Under House Bill 133, the Tennessee Education Lottery would be required to essentially double the fines for a licensed operator accepting wagers “from minors or other persons ineligible to place wagers.”
For the first offense the fine would increase by $1,000 to $2,000, for the second offense it would increase from $2,000 to $5,000, and for the third offense it would increase from $5,000 to $10,000.
The TEL always has the right to suspend or revoke a license depending on the circumstances. The bill doesn’t change that regulatory power. The legislation would amend the 2019 Sports Gaming Act, the statute that the lottery was required to follow when crafting its regulations.

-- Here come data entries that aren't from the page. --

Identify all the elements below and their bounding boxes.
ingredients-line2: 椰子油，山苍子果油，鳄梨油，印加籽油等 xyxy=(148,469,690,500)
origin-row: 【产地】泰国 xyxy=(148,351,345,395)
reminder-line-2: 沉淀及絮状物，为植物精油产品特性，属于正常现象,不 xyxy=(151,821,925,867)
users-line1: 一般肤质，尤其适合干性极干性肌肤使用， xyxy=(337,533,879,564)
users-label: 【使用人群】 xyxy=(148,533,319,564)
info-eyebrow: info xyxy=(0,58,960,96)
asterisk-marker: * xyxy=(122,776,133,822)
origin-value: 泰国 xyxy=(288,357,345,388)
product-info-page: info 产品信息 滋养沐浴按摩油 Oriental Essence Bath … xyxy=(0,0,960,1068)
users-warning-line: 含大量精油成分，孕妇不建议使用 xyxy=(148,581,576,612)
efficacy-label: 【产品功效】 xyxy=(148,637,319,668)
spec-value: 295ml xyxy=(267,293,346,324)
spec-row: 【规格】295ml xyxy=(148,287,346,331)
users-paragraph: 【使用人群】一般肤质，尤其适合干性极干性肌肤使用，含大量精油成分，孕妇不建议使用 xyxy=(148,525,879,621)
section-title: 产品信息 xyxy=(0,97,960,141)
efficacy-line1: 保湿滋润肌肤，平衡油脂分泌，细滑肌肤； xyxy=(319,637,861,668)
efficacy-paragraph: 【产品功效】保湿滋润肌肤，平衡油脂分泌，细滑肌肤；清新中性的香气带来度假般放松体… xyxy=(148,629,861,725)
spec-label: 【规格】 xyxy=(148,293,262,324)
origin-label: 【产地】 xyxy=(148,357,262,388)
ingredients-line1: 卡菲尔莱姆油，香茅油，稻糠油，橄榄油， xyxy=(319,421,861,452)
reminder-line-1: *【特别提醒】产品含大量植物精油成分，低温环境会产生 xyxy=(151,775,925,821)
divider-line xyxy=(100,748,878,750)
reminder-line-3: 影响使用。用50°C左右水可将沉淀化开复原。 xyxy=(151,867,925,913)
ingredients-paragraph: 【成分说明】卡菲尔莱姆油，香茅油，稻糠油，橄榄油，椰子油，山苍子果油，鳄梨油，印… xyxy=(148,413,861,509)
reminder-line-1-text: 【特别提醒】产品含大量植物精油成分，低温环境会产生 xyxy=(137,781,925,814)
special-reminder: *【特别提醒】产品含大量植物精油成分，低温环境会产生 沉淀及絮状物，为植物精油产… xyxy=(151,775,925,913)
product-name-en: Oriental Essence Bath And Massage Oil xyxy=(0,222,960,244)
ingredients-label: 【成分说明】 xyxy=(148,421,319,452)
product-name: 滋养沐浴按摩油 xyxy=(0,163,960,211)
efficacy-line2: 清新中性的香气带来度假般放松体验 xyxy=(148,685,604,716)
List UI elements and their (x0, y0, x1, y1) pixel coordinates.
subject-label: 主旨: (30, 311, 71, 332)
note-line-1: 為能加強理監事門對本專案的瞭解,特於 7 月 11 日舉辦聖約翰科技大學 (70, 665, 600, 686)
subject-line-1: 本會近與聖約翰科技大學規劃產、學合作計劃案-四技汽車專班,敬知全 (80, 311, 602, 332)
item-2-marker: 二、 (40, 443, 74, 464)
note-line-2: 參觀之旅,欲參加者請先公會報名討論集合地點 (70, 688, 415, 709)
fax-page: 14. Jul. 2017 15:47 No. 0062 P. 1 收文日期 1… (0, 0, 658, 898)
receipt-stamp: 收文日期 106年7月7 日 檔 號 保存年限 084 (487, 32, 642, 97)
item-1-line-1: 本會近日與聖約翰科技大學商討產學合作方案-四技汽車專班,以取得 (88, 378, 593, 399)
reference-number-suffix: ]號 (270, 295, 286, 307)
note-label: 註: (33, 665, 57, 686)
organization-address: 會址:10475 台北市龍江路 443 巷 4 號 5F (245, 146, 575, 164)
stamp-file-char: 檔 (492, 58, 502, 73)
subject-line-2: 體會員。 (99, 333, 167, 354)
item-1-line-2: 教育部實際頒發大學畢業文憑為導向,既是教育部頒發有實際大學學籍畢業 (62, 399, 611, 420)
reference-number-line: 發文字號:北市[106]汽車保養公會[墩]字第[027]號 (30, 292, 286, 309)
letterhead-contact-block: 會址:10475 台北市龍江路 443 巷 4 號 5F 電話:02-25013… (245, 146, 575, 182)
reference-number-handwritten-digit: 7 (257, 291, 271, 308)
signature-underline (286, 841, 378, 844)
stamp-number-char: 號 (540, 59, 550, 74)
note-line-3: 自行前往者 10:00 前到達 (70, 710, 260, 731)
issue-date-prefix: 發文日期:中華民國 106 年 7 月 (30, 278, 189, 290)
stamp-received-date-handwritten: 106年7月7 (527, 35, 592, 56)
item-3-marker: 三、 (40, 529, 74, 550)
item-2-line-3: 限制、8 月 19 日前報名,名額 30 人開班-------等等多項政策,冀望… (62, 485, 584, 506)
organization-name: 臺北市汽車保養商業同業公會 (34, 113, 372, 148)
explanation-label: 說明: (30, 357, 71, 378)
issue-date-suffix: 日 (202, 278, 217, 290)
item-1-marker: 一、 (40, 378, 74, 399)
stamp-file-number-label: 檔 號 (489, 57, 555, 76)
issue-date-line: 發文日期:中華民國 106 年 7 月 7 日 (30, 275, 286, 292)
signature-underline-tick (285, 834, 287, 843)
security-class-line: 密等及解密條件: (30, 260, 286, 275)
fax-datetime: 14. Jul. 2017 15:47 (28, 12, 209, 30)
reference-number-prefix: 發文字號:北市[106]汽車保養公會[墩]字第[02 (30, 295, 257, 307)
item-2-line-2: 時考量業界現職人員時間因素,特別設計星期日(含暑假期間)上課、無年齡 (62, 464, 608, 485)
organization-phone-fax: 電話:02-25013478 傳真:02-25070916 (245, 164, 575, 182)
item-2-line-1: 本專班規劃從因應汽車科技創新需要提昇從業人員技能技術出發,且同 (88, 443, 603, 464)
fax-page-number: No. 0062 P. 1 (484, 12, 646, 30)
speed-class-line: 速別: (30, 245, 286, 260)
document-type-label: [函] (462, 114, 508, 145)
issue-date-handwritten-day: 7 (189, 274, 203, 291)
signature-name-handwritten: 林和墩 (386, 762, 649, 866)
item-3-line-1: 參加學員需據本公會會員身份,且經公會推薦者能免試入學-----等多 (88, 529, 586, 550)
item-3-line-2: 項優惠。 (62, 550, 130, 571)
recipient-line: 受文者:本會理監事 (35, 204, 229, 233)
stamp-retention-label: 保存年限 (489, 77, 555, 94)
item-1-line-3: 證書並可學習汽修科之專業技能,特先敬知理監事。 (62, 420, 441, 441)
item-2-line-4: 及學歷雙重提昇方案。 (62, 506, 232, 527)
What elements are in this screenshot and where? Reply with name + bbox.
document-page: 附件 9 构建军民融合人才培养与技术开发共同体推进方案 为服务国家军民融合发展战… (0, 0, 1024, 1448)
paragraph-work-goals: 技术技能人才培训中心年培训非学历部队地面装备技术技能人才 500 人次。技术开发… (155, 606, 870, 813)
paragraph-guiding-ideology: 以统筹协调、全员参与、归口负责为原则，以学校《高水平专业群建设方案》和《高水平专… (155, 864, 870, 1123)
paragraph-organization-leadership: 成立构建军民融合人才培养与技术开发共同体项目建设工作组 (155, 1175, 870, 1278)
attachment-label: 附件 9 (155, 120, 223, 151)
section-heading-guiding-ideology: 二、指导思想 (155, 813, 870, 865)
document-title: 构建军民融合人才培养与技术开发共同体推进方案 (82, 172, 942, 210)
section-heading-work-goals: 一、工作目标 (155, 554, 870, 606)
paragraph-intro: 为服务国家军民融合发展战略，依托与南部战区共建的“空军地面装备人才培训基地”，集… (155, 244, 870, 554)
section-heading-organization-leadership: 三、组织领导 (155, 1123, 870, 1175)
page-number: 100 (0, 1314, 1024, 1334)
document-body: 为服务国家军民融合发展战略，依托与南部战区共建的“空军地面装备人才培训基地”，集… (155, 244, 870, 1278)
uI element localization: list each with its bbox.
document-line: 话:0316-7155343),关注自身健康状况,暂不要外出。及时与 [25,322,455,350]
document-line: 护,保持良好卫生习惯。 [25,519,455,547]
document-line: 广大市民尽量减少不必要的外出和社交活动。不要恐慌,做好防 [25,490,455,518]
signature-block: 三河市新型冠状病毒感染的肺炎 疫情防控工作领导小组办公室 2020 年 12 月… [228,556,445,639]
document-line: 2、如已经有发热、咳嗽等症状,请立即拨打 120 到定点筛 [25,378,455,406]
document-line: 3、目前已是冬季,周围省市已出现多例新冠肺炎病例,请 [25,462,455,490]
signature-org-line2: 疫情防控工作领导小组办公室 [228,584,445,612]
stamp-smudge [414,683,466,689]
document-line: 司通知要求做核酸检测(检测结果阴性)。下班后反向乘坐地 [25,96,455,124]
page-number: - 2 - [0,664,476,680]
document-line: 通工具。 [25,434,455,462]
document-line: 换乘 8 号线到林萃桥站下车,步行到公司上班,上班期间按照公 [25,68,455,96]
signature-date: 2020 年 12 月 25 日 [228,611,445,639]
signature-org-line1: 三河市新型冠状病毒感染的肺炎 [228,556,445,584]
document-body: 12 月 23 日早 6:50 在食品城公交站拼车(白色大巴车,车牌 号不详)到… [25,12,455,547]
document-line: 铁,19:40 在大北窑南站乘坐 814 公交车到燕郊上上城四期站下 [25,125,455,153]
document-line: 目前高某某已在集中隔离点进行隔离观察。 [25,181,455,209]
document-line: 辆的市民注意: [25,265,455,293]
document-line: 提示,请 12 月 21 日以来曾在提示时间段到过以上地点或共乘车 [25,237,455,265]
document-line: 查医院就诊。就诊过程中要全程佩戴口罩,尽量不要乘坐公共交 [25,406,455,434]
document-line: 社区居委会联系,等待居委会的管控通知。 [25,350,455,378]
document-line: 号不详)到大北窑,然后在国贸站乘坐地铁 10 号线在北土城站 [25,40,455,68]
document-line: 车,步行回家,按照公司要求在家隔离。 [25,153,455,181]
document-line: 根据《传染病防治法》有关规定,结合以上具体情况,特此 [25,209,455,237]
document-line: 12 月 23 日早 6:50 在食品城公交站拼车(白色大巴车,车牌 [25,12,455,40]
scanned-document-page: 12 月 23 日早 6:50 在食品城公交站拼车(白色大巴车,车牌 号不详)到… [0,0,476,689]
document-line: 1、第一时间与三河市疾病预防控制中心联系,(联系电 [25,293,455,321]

No operator has yet been fined for such a violation.
Those increases aren’t very significant to what is already in place. The four online/mobile sportsbooks in the state handled more than $180 million in wagers during the month of December.
Fines for taking bets without state approval
The legislation doesn’t stop here.
It also increases the fines for someone who “unlawfully accepts wagers from another person without a license.” It costs $750,000 annually for a license to act as a sports gaming operator in the Volunteer State.
The first offense fine would go from $10,000 to $20,000, and then $15,000 to $30,000 and $25,000 to $50,000 for the second and third, respectively. The TEL would also be required to impose these fines if it uncovers or is notified of a violation.
With relatively low fines, the online gambling industry has shown it will self-report at least some regulatory violations, compared to offshore sites that are totally unregulated in the U.S.
HB 133 currently sits with the Departments & Agencies Subcommittee in the House for consideration. The companion bill in the Senate is SB 272.